The series visualises the destruction of Robin Hood Gardens, Poplar. Designed by Alison and Peter Smithson in the late 1960s, the flats were slated for demolition commencing in 2015. At the time of writing, the process has not yet begun. By documenting the appearance of one section of the building, the first drawing – ‘The Order Land’ – is effectively a traditional, if partial, record drawing. The subsequent three drawings purport to record – but they bear witness to the performance of destruction rather than its reality.
Record drawings are Janus-faced. They document the status quo because of an unknown future. Although they are inherently retrospective, record drawings also imply something yet to come. The second, third and fourth drawings of this series – ‘The Scheme’, ‘The Enabling Power’, ‘The Justification’ (titles referring to the Compulsory Purchase Order issued by the London Borough of Tower Hamlets in 2013) – make this manifest.
In these record drawings, the genre’s pivotal position between retrospection and prospection is accentuated.

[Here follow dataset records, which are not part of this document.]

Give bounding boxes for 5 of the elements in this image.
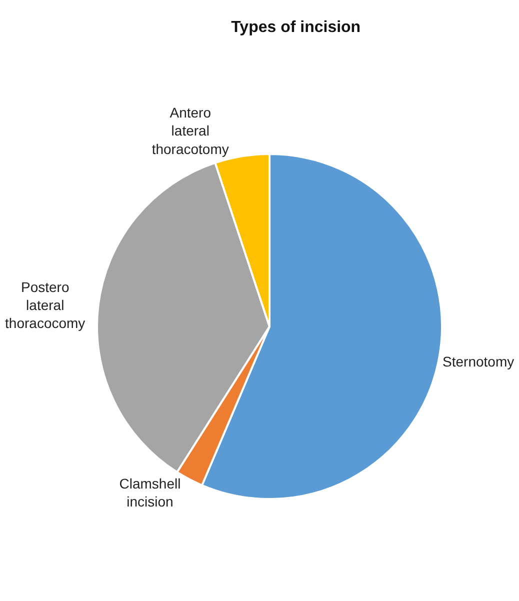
slice-label: Postero lateral thoracocomy [5,278,86,332]
slice-label: Antero lateral thoracotomy [152,104,229,157]
slice-label: Clamshell incision [119,476,181,510]
chart-title: Types of incision [231,19,361,36]
slice-label: Sternotomy [442,353,514,370]
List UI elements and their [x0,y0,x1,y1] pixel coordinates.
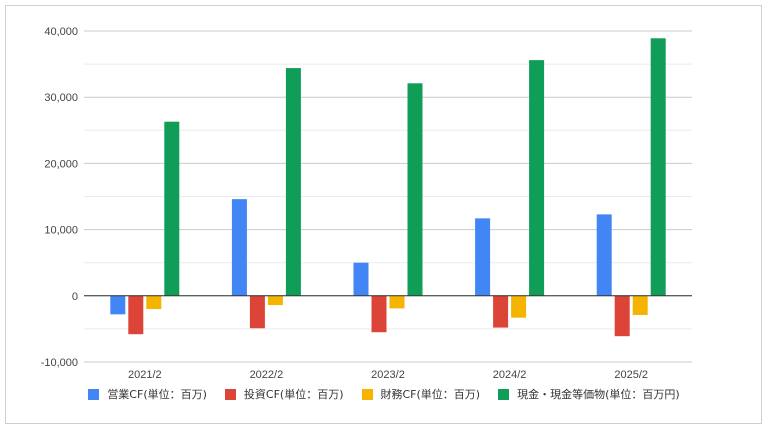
bar[interactable] [511,295,527,318]
legend-item[interactable]: 現金・現金等価物(単位：百万円) [498,386,680,402]
bar[interactable] [614,295,630,337]
grid-lines [84,30,692,363]
bar[interactable] [353,262,369,296]
bar[interactable] [650,38,666,296]
bar[interactable] [632,295,648,315]
bar[interactable] [164,121,180,296]
y-tick-label: 20,000 [44,158,78,170]
x-tick-label: 2022/2 [250,369,284,381]
legend-swatch [498,388,510,400]
y-tick-label: -10,000 [41,357,78,369]
bar[interactable] [389,295,405,309]
legend-item[interactable]: 営業CF(単位：百万) [88,386,207,402]
bar[interactable] [249,295,265,329]
bar[interactable] [371,295,387,333]
legend-item[interactable]: 財務CF(単位：百万) [361,386,481,402]
x-tick-label: 2023/2 [371,369,405,381]
bar[interactable] [493,295,509,328]
bar[interactable] [596,214,612,296]
chart-frame [5,5,762,424]
legend-swatch [361,388,373,400]
bar[interactable] [128,295,144,335]
legend: 営業CF(単位：百万) 投資CF(単位：百万) 財務CF(単位：百万) 現金・現金等価… [0,386,768,402]
bar[interactable] [267,295,283,306]
y-axis-labels: 40,000 30,000 20,000 10,000 0 -10,000 [41,26,78,369]
legend-label: 営業CF(単位：百万) [107,388,207,401]
bar[interactable] [285,68,301,296]
bar[interactable] [146,295,162,310]
legend-swatch [224,388,236,400]
bar[interactable] [407,83,423,296]
x-tick-label: 2025/2 [614,369,648,381]
bar[interactable] [110,295,126,315]
y-tick-label: 0 [72,291,78,303]
x-axis-labels: 2021/2 2022/2 2023/2 2024/2 2025/2 [128,369,648,381]
y-tick-label: 10,000 [44,225,78,237]
x-tick-label: 2024/2 [493,369,527,381]
y-tick-label: 30,000 [44,92,78,104]
legend-label: 財務CF(単位：百万) [380,388,481,401]
bar[interactable] [529,60,545,296]
y-tick-label: 40,000 [44,26,78,38]
bars [110,38,666,337]
legend-item[interactable]: 投資CF(単位：百万) [224,386,344,402]
bar[interactable] [475,218,491,296]
legend-label: 投資CF(単位：百万) [243,388,344,401]
x-tick-label: 2021/2 [128,369,162,381]
legend-label: 現金・現金等価物(単位：百万円) [517,388,680,401]
bar[interactable] [231,199,247,296]
legend-swatch [88,388,100,400]
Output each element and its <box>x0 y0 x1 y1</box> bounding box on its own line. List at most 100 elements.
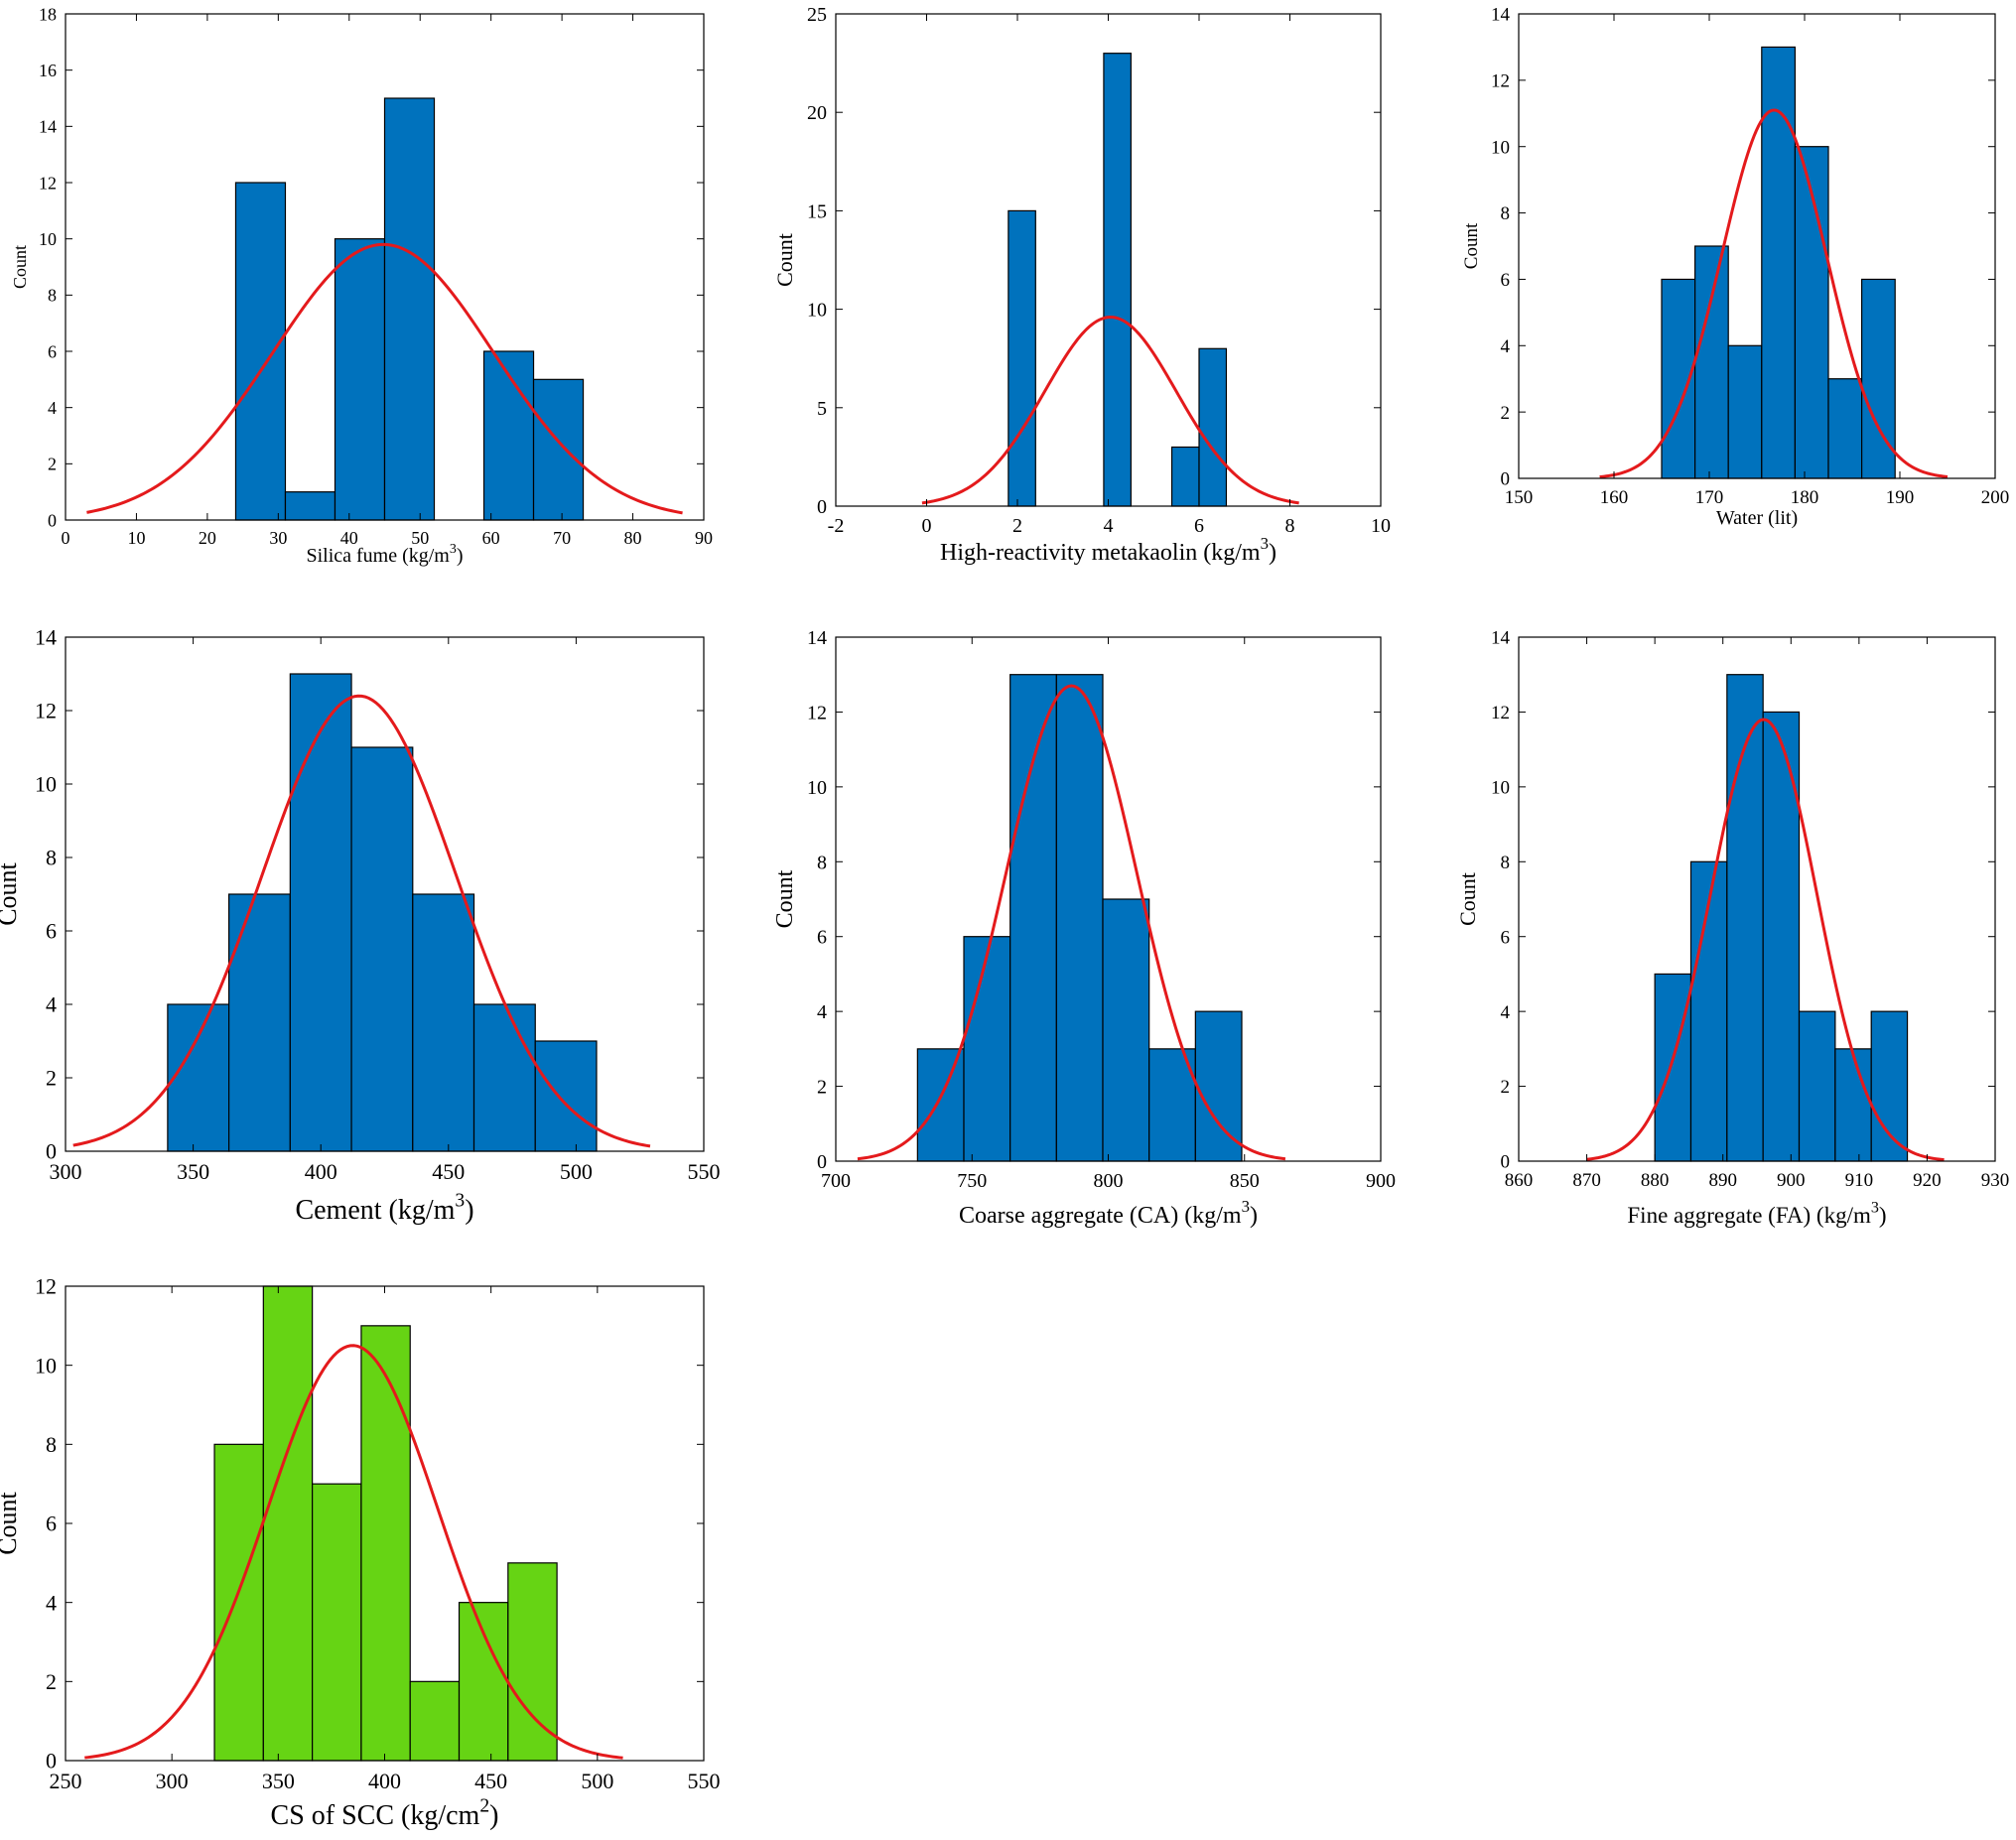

Although the four images apparently show the destruction of Robin Hood Gardens, when viewed in reverse, they suggest its resurrection. A crumpled drawing can be unfolded in a way that a lost building cannot be restored. The series reflects on the documentary potential and purposes of record drawing itself.
The Smithsons designed a high-rise, high-density social housing scheme that would incorporate the humanising elements of a traditional city street. It embodied a belief in social and architectural progress. Now the site is scheduled for demolition and redevelopment, which will result in the displacement of council tenants in favour of private owners who can afford luxury apartments. Objections to such social cleansing have proved as ineffective as objections to the destruction of a structure widely regarded as one of the most important buildings in the history of British modernism.
A Fall of Ordinariness and Light was commissioned in 2014 by the Foundling Museum for the exhibition Progress as a contemporary response to Hogarth’s A Rake’s Progress. It takes its title from Alison and Peter Smithson’s 1970 publication, Ordinariness and Light. The subject matter of the series is typical of Brennan’s work, which often focusses on sites of physical and social change, where inhabitants are affected by circumstances beyond their control.
Visualising the demolition of a building associated with a strong and protective welfare state exposes the contradictions of urban ‘improvement’ and questions the premise that progress is cumulative. These trompe l’oeil renderings point to the paradoxical vulnerability of a concrete structure and critique the casual disposal of the residents’ homes.
Practice and politics come together: the drawings are the product of intense labour, manifested through their detail and finish. What makes something worth this degree of work? If the image of the building is worth this endeavour, what is the value of the ideals that the architecture expressed? What is the value of having a home, and what is the price of losing social housing? Like Hogarth’s cautionary tales, this series of drawings presents a modern moral subject.